A brawl has broken out in Venezuela’s parliament, amid disputes over the recent presidential election results.
The physical altercation took place on Tuesday after the assembly passed a measure denying opposition members the right to speak in the chamber until they recognized President Nicolas Maduro’s April 14 victory.
“Until they recognize the authorities, the institutions of the republic, the sovereign will of our people, the opposition deputies will have to go and speak (to the private media) but not here in this National Assembly,” said head of parliament Diosdado Cabello.
The government legislators also blamed the opposition for initiating the fighting.
“We knew the opposition came to provoke violence,” said Maduro after the incident, adding, “This must not be repeated.”
One assembly worker said the incident began when opposition legislators shouted “fascist” and the National Assembly leader raised a protest banner reading “parliamentary coup.”
Several were attacked and injured during the fighting, including Odalis Monzon, who is a government parliamentarian.
“Today again I had to defend the commander’s (late President Hugo Chavez’s) legacy,” said Monzon.

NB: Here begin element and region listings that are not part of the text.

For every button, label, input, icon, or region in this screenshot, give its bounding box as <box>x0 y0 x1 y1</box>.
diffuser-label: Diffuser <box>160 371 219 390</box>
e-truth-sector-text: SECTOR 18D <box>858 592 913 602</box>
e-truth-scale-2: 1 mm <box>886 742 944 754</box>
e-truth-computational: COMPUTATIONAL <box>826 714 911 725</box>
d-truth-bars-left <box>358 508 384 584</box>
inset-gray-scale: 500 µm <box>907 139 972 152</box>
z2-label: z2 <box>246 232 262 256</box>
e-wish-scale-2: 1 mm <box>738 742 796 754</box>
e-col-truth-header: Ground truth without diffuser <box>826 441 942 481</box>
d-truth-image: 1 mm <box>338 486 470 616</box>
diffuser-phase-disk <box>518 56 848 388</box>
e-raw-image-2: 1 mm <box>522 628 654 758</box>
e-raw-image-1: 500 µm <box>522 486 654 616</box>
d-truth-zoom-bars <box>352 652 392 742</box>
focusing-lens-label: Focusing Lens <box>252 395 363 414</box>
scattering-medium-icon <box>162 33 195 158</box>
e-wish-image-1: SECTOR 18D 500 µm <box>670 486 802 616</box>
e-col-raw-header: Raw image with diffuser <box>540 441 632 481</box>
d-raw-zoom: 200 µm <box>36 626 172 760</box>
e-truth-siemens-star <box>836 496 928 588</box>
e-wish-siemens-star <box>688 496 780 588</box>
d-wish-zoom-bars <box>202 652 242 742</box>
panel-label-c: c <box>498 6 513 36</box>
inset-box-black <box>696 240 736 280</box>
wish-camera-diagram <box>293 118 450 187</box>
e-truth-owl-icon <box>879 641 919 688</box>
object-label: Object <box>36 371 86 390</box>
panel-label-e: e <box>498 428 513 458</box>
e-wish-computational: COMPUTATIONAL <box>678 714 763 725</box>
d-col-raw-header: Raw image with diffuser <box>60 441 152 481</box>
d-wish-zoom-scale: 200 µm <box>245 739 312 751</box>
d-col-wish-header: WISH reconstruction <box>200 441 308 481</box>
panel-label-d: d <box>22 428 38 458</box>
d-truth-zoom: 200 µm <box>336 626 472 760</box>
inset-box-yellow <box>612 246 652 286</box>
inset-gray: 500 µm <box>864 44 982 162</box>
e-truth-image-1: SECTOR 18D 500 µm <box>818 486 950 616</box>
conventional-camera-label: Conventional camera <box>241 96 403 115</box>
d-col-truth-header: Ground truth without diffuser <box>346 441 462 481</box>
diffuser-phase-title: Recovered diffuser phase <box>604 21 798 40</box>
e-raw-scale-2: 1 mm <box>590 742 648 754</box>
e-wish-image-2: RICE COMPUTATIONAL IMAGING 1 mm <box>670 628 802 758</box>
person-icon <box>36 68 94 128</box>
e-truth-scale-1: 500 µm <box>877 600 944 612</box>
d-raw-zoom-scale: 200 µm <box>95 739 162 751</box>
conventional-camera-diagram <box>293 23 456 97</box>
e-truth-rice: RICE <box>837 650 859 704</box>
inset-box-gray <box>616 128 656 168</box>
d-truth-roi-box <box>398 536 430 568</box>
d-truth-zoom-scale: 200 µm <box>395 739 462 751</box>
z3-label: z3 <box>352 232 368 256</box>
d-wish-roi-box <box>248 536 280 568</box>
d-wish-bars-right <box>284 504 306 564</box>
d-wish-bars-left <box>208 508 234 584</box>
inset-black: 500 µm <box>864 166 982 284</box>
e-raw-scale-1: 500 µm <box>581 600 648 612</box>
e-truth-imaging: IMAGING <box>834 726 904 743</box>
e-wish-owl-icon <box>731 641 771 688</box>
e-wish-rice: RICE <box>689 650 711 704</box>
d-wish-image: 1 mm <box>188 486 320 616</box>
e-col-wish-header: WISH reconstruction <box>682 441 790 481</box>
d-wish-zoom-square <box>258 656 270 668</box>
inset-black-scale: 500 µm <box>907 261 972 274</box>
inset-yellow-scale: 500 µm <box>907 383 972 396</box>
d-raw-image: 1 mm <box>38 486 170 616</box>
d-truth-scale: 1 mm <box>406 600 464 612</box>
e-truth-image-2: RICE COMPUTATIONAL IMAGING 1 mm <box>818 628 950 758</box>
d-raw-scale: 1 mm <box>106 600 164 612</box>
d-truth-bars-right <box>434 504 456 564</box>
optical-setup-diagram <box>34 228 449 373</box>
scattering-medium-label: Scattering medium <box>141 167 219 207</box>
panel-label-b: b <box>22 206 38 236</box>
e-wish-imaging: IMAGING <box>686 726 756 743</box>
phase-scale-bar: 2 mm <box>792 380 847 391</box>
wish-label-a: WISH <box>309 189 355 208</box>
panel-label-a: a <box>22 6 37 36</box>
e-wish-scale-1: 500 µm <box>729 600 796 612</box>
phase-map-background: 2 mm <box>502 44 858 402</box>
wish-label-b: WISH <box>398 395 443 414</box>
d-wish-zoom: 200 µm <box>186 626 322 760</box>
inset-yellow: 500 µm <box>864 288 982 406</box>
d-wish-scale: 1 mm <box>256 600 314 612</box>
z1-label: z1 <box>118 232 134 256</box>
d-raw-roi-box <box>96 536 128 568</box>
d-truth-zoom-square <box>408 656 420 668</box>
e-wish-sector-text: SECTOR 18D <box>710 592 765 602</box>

The opposition, on the other hand, blames Maduro’s supporters for the incident, as one parliamentarian later appeared on a local TV station showing his wounds.
Maduro defeated opposition leader Henrique Capriles by receiving 50.7 percent of the vote against 49.1 percent, with a difference of 235,000 ballots.
Capriles refused to recognize his defeat alleging that irregularities had taken place.
However, on April 28, Venezuela’s National Electoral Council said Capriles has failed to present any compelling proof that there were irregularities during the presidential election.
On May 1, both the government and opposition are to hold rival marches in the capital, Caracas, to commemorate May Day.